Папа поморгал, как бы прикидывая, какой Кит настоящий – этот или тот, который сейчас барахтается далеко, в вечерних водах Адриатического моря… И, видно, решил, что родные оба. Мама на папином месте, наверно, подумала бы на эту тему, потом подумала бы еще немного и упала бы в обморок.
Папа снова нажал кнопку, двери лифта раздвинулись, они вошли.
– Поехали, - сказал папа просто, но получилось мощно, по-гагарински.
Он тут только, по пути наверх, представился князю папой Кита, Андреем Николаевичем, и когда они в узком пространстве лифта пожимали друг другу руки, обратил внимание на болезненную гримасу князя, которую тот старательно гримировал терпением, а также на темный потек на рукаве юнкерской гимнастерки.
– Что это? – напористо и строго спросил папа.
Не отпуская руки князя, он поднял ее повыше, чтобы виднее было.
Потёк на рукаве мундира вызывающе бурел.
– Чепуха. Царапина, - также напористо и строго ответил князь.
– Как я понимаю, пулевое? – легко догадался папа.
– Вскользь… - уточнил князь.
Папа пригляделся.
– Выдадим за бытовое, - пробормотал он, хмурясь.

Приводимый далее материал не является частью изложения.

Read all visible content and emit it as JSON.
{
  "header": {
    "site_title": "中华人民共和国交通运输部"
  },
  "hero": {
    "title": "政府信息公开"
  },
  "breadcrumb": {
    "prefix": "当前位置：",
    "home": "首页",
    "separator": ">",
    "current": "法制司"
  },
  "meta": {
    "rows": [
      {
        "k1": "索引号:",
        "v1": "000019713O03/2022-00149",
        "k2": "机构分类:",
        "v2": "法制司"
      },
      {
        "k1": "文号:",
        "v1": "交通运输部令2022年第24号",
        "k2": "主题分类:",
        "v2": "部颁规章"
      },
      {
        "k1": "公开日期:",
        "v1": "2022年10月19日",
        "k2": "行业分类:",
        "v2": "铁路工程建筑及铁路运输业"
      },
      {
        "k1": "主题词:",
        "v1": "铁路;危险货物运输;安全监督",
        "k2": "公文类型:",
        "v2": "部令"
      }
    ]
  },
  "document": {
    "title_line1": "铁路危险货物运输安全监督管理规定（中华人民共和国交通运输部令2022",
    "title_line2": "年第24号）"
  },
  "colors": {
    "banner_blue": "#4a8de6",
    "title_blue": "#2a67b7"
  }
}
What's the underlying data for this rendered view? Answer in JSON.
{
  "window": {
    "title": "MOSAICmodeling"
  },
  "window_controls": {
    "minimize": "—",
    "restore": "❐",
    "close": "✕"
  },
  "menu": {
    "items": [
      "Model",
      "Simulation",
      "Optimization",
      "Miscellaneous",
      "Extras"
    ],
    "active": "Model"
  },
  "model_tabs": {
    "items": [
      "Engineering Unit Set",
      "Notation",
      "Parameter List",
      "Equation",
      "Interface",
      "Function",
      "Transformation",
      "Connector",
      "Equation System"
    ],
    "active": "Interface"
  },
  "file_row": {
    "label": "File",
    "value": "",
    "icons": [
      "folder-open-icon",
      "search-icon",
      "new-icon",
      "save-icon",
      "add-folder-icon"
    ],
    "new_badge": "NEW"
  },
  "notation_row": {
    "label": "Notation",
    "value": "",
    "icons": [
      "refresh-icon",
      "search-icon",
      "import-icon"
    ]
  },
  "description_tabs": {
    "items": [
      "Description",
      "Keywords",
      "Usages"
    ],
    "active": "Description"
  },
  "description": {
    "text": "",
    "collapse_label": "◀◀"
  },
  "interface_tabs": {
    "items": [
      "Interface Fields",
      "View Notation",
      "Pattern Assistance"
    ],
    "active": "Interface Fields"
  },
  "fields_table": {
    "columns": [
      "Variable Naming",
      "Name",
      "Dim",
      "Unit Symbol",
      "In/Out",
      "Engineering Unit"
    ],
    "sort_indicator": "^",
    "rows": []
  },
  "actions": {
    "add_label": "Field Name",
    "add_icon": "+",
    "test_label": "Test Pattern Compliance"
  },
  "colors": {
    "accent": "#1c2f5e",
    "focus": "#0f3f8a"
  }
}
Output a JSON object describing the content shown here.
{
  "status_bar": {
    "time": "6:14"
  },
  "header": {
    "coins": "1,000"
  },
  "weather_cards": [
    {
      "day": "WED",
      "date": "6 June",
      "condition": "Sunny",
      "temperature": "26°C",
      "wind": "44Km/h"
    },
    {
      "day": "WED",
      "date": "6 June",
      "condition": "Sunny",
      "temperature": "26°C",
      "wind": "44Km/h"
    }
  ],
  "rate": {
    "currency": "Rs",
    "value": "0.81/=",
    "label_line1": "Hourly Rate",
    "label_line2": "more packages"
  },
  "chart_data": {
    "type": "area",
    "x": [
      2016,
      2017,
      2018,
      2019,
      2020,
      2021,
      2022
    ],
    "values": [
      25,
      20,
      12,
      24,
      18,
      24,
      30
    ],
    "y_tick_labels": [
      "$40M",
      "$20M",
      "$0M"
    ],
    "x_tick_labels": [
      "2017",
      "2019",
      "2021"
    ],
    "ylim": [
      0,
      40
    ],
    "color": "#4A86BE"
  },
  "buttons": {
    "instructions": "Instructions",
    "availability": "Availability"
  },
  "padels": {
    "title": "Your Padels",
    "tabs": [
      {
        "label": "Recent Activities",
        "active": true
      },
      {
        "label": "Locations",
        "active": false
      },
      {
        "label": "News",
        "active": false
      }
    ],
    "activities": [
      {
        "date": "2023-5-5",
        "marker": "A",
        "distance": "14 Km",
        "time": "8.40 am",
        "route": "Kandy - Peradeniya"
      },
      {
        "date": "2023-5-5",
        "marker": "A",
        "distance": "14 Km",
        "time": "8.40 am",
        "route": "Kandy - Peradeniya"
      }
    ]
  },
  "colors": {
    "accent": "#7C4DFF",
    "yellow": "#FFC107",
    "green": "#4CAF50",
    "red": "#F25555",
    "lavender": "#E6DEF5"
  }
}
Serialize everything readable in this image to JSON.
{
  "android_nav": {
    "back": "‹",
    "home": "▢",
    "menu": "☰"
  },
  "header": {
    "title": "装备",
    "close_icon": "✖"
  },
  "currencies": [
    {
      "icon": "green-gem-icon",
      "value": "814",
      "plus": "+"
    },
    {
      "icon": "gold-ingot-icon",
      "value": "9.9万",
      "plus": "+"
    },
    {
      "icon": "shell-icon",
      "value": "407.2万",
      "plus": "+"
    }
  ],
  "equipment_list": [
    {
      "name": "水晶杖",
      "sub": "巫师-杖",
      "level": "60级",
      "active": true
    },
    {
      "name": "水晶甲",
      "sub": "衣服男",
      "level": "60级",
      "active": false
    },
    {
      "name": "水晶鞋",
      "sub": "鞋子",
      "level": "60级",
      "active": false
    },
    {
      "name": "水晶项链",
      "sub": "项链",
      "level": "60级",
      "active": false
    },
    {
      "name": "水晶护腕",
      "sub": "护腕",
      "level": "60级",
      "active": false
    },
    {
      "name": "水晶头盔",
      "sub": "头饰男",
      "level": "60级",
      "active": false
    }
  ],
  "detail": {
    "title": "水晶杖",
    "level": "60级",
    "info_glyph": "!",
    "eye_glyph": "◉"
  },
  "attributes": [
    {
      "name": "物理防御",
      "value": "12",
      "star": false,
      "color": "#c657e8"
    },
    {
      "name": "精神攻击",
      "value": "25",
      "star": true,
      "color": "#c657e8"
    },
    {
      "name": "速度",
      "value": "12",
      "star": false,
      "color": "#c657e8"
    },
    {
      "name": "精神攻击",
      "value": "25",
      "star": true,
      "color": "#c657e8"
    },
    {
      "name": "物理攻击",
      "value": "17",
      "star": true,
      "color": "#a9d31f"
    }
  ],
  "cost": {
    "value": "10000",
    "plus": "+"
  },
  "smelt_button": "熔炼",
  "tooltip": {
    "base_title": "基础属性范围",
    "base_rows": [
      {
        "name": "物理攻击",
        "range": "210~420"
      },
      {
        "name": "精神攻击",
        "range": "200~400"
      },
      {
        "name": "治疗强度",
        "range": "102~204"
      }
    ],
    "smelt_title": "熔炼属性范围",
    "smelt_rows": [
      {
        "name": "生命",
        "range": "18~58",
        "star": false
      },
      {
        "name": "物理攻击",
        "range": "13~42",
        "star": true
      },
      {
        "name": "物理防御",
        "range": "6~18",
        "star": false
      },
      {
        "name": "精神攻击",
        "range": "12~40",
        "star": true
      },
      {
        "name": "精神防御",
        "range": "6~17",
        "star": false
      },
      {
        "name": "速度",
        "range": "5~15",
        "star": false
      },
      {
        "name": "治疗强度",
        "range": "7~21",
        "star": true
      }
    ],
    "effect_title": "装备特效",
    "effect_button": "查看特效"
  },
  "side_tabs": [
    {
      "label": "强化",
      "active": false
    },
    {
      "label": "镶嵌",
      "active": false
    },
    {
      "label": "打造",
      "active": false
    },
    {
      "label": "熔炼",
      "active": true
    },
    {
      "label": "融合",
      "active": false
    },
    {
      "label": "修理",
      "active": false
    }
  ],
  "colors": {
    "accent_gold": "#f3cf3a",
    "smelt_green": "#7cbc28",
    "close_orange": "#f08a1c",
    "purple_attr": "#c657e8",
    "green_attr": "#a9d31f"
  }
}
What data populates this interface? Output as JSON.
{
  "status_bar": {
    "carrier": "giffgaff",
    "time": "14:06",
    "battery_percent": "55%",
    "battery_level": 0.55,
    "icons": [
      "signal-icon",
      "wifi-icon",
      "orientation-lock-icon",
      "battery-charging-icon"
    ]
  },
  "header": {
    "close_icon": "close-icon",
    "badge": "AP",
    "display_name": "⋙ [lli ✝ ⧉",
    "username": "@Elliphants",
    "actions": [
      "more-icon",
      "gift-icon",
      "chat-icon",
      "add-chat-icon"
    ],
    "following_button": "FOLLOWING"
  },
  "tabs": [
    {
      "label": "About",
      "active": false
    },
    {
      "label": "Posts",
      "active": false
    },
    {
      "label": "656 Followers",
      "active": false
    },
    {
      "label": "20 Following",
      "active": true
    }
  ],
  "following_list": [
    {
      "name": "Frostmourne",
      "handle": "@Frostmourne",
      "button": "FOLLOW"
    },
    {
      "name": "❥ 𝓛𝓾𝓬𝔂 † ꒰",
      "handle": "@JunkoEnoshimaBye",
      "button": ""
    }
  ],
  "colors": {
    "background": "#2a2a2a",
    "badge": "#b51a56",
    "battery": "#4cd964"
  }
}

Тут лифт остановился. Вышли на площадку родного этажа. Киту снова, как при давешним неофициальном визите принцессы Софии Ангальт-Цербстской, стало неловко за скромность своей квартирки. Но теперь, в новых обстоятельствах эта скромная квартирка казалась многих дворцов подороже…
– Ты что-то сильно повзрослел с тех пор, как я тебя последний раз видел, - заметил папа, звеня и орудуя ключами. – В этот раз долго в прошлом кувыркался, да?
Кит с князем многозначительно переглянулись.
– Не, па… Один день. Просто там, в восемнадцатом году, очень холодно было… - аккуратно ответил Кит, спрятав поглубже в душу, как револьвер-наган в складки шинели, и свою маму, на долгий-долгий миг оставленную в авиалайнере, что с грехом пополам полетит в Москву через неделю, и свой неудавшийся расстрел пополам с едва не удавшимся утоплением.
Повзрослеешь тут! Как бы вдобавок не поседеть раньше срока!
– В восемнадцатом?! – весомо отметил папа, пропуская сына и гостя в прихожую. – Один день в восемнадцатом году за семьдесят лет можно засчитать!
– Без всякого сомнения! – поддержал папу Жорж.
– Никитос, тебе – задание! – умело выдерживая командирский тон, сказал папа. – Приготовь ужин, пока мы с князем в травмпункт слетаем?
– Куда, простите?! – вздрогнул князь Георгий.
– Князь! – звонко, как командующий парадом, обратился папа к юному Веледницкому… и видно было, как ему нравится называть князя «князем». – Ваша царапина отнюдь не шуточная. Ее необходимо обработать и зашить в нашем времени. У нас медицина тут получше, чем там, у вас, тем более в восемнадцатом. Не исключаю, что именно для этого вы направлены Провидением в наше расположение… Иначе, опасаюсь, неминуемо заражение крови.